Nama lengkap dari Imam Ahmad adalah Imam Abu Abdullah, Ahmad bin Hambal bin Hilal bin Asad al-Zuhaili asy-Syaibani, dilahirkan dan dibesarkan di Baghdad. Wafat di Dagdad pada bulan Rabi'ul Awwal. Beliau telah mengembara untuk mencari ilmu di berbagai kota seperti Kufah, Bashrah, Mekah, Madinah, Yaman, Syam, dan Jazirah.

Imam Ahmad belajar fiqih kepada Imam asy-Syafi'i ketika beliau berada di Baghdad. Pada Akhirnya, lmam Ahmad menjadi seorang mujtahid mustaqil. Jumlah gurunya melebihi 100 orang. Beliau berusaha mengumpulkan As-Sunnah dan menghafalnya, hingga dia terkenal sebagai Imam al-Muhaddifsun pada masanya. Berkat kemurahan gurunya, yakni Husyaim bin Basyir bin Abu Khazim al-Bukhari al-Ashl (104 -183 H).
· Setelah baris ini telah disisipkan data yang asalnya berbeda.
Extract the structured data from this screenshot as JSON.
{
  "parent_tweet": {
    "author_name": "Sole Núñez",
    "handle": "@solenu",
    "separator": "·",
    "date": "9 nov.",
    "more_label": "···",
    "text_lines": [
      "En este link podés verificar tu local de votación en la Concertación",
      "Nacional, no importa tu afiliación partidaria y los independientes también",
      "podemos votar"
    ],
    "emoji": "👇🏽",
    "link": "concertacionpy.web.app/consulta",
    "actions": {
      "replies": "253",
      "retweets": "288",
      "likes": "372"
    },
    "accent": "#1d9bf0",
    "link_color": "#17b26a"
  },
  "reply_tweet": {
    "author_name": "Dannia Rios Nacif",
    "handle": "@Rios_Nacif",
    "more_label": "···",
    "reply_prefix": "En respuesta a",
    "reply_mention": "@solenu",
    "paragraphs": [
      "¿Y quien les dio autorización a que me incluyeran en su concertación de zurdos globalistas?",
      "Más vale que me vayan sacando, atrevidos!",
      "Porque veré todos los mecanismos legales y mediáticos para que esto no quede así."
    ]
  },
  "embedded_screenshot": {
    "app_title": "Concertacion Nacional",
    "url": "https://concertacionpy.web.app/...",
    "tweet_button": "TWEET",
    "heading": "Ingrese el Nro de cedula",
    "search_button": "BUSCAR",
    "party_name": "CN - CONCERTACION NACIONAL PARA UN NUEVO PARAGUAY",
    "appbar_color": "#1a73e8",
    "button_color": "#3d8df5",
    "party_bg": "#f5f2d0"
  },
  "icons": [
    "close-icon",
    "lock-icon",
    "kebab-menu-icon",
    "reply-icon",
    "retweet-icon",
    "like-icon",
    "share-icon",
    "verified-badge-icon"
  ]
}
Beliau adalah tokoh yang ahli dalam bidang hadits, sunnah, dan fiqih.

Selama hidupnya, Imam Ahmad telah menerima banyak cobaan dan ujian. Beliau pernah dipukul dan dikurung karena fitnah mengenai pendapatnya bahwa Al-Qur'an adalah makhluk pada zaman al-Ma'mun, al-Mu'tashim, dan al-Watsiq. Wapaupun cobaan yang beliau bera, beliau tetap bersabar seperti sabarnya para nabi.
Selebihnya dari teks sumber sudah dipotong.